Thursday, September 17, 2009

The last 10%

Let's lead off with the ridiculousness that I absolutely have to get off my chest: my running anecdotals on William's behavior! Here is just a small sampling of "Things William Does All Day" --

  • Rocks in my rocking chair
  • Shoves another student in the chest and yells, "Shut up!"
  • According to other students, says the "f word," the "d word" and the "h word"
  • Pushes past other students like they are bowling pins
  • Stands up on chairs
  • Hides in the closet
  • Throws himself to the ground, repeatedly
  • Rolls around on the ground
  • Somersaults
  • Cartwheels
  • Says, "Duh!" whenever someone else answers a question
  • Makes loud noises, randomly
  • Then tells other kids to shut up or be quiet
  • Fake farts
  • Throws index cards up in the air
  • Takes the caps off all the markers
  • Moves around all the magnets on the math word wall
  • Repeatedly sticks pencils into our broken pencil sharpener
  • Throws little bits of garbage at the other students and everywhere
In short, he is delightful! In the meantime, he has joined forces with another student, the closest he has come to a kindred spirit. This other student has, like, the worst case of undiagnosed ADD in the universe, and as much as I try to keep the two of them apart, somehow they always end up near each other. Actually, no matter where they are in the room, one of them will make a loud noise, and the other one will echo the same noise, and then my dominoes go falling around the room: first William, then Angelo, then Juan, then Kyle, then Jonathan.

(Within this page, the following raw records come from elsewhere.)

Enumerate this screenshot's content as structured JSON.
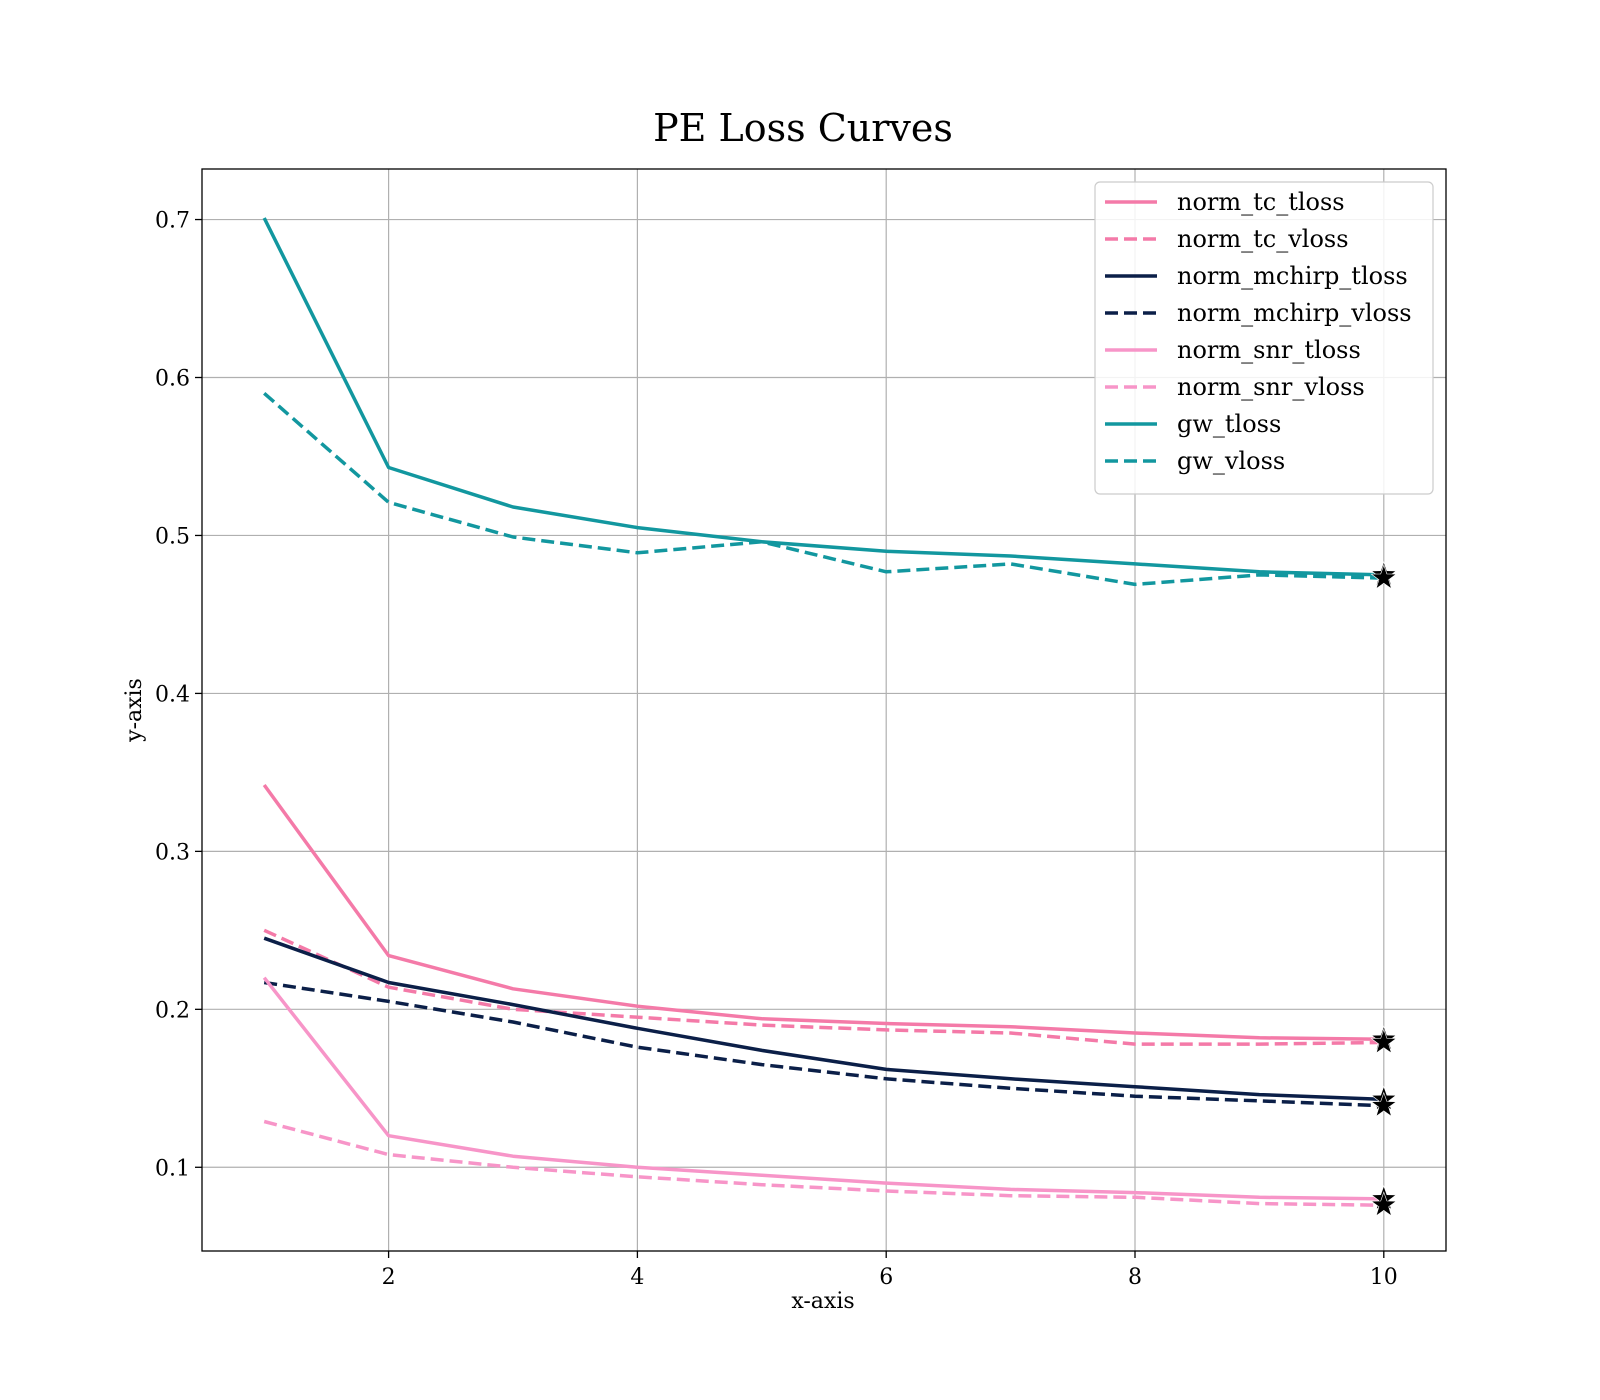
{
  "chart_data": {
    "type": "line",
    "title": "PE Loss Curves",
    "xlabel": "x-axis",
    "ylabel": "y-axis",
    "xlim": [
      0.5,
      10.5
    ],
    "ylim": [
      0.047,
      0.732
    ],
    "xticks": [
      2,
      4,
      6,
      8,
      10
    ],
    "yticks": [
      0.1,
      0.2,
      0.3,
      0.4,
      0.5,
      0.6,
      0.7
    ],
    "x": [
      1,
      2,
      3,
      4,
      5,
      6,
      7,
      8,
      9,
      10
    ],
    "grid": true,
    "legend_position": "top-right",
    "series": [
      {
        "name": "norm_tc_tloss",
        "color": "#f47aa8",
        "dash": "solid",
        "values": [
          0.342,
          0.234,
          0.213,
          0.202,
          0.194,
          0.191,
          0.189,
          0.185,
          0.182,
          0.181
        ]
      },
      {
        "name": "norm_tc_vloss",
        "color": "#f47aa8",
        "dash": "dashed",
        "values": [
          0.25,
          0.214,
          0.2,
          0.195,
          0.19,
          0.187,
          0.185,
          0.178,
          0.178,
          0.179
        ]
      },
      {
        "name": "norm_mchirp_tloss",
        "color": "#0b1f48",
        "dash": "solid",
        "values": [
          0.245,
          0.217,
          0.203,
          0.188,
          0.174,
          0.162,
          0.156,
          0.151,
          0.146,
          0.143
        ]
      },
      {
        "name": "norm_mchirp_vloss",
        "color": "#0b1f48",
        "dash": "dashed",
        "values": [
          0.217,
          0.205,
          0.192,
          0.176,
          0.165,
          0.156,
          0.15,
          0.145,
          0.142,
          0.139
        ]
      },
      {
        "name": "norm_snr_tloss",
        "color": "#f795c8",
        "dash": "solid",
        "values": [
          0.22,
          0.12,
          0.107,
          0.1,
          0.095,
          0.09,
          0.086,
          0.084,
          0.081,
          0.08
        ]
      },
      {
        "name": "norm_snr_vloss",
        "color": "#f795c8",
        "dash": "dashed",
        "values": [
          0.129,
          0.108,
          0.1,
          0.094,
          0.089,
          0.085,
          0.082,
          0.081,
          0.077,
          0.076
        ]
      },
      {
        "name": "gw_tloss",
        "color": "#12979f",
        "dash": "solid",
        "values": [
          0.701,
          0.543,
          0.518,
          0.505,
          0.496,
          0.49,
          0.487,
          0.482,
          0.477,
          0.475
        ]
      },
      {
        "name": "gw_vloss",
        "color": "#12979f",
        "dash": "dashed",
        "values": [
          0.59,
          0.521,
          0.499,
          0.489,
          0.496,
          0.477,
          0.482,
          0.469,
          0.475,
          0.473
        ]
      }
    ],
    "markers": {
      "shape": "star",
      "color": "#000000",
      "at_x": 10
    }
  }
}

Literally 90% of my energy every day is focused on these two boys, which is an epic shame because the rest of my class is perfectly lovely. Sure, I have some wrigglers and some whiners, and some kids who call out and some kids who have trouble focusing, but William and Angelo are the energy-suckers of the bunch. Meanwhile, the school pyschologist is doing his best to get William's referral going, but first the school needed to test his vision and hearing, and -- are you ready for this? -- William messed with them. Mr. D came back to report that the hearing test lady thought William was just being uncooperative. So I took him aside and we had the following conversation:

Miss Brave: "William, remember when Miss F came to test your hearing?"
William, smiling and looking away: "Yes, and I couldn't hear nothing."
Miss Brave: "Well, that's what we have to figure out, because Miss F thought maybe you were just being your silly William self and you weren't really giving it your best effort. So she's going to come back tomorrow and try again, and you have to give it your best effort, because if you don't, Mom has to take you to a hearing doctor and I don't think you'll enjoy that."
William: "Yes I will! It's fun!"

Seriously, though, if he fails the hearing test, Mr. D tells me it could take a long time to get him tested by a doctor -- a long time that he would spend in my classroom, doing worse than absolutely nothing.

3 comments:

Ms. Peace said...

I really hope for your sake that he passes the hearing test. I couldn't get a child evaluated for 2 years. Yes, I said 2 YEARS because she failed the vision and hearing tests and her parents didn't follow up. It's really sad because she spent 2 years in general ed. first grade and it turned out that she was "cognitively disabled" (i.e. IQ below 75) and needed a 12-1 setting.

Pigtailed Teacher said...

My heart goes out to you Miss Brave. We have a similar kid at my school and although he made some improvements in his behavior last year, his teacher this year still has to deal with him a lot! All his behavior problems make it hard to figure out what sort of academic problems he has. My co-worker is trying all she can not to be too stressed out by him. She's taken up running again, added plants to the classroom, and I think she was investing in some lavender air fresheners for her desk. All I can say is document William's behavior and your attempts to help him, and keep reaching out to others for support! Good luck.
Pigtailed Teacher

mrs_daisy said...

Uggghh that is so annoying...YOU know he can hear perfectly well and he is just messing with them! I had a child my first year who had a legitimate hearing issue (as in, like, couldn't distinguish anything without the assistance of hearing aids) and his mom flat-out would not take him to the doctor. The school's hearing person made appointments for her but she just never showed up. Finally the hearing person arranged for a school bus to come to our school to pick him (and me! I got to go as his chaperone! Wheeee!) up to take him to the hearing lady's office to get him all tested. Major pain because until we got all that done, nothing else could take place-no interventions, no aides, nada. Once he had the hearing test and we confirmed that he was, in fact, quite hearing impaired he was placed in a special class at a special school in less than a month. It took from September until February to get to that point. Going through the "proper channels?" Yeah, it SUCKS!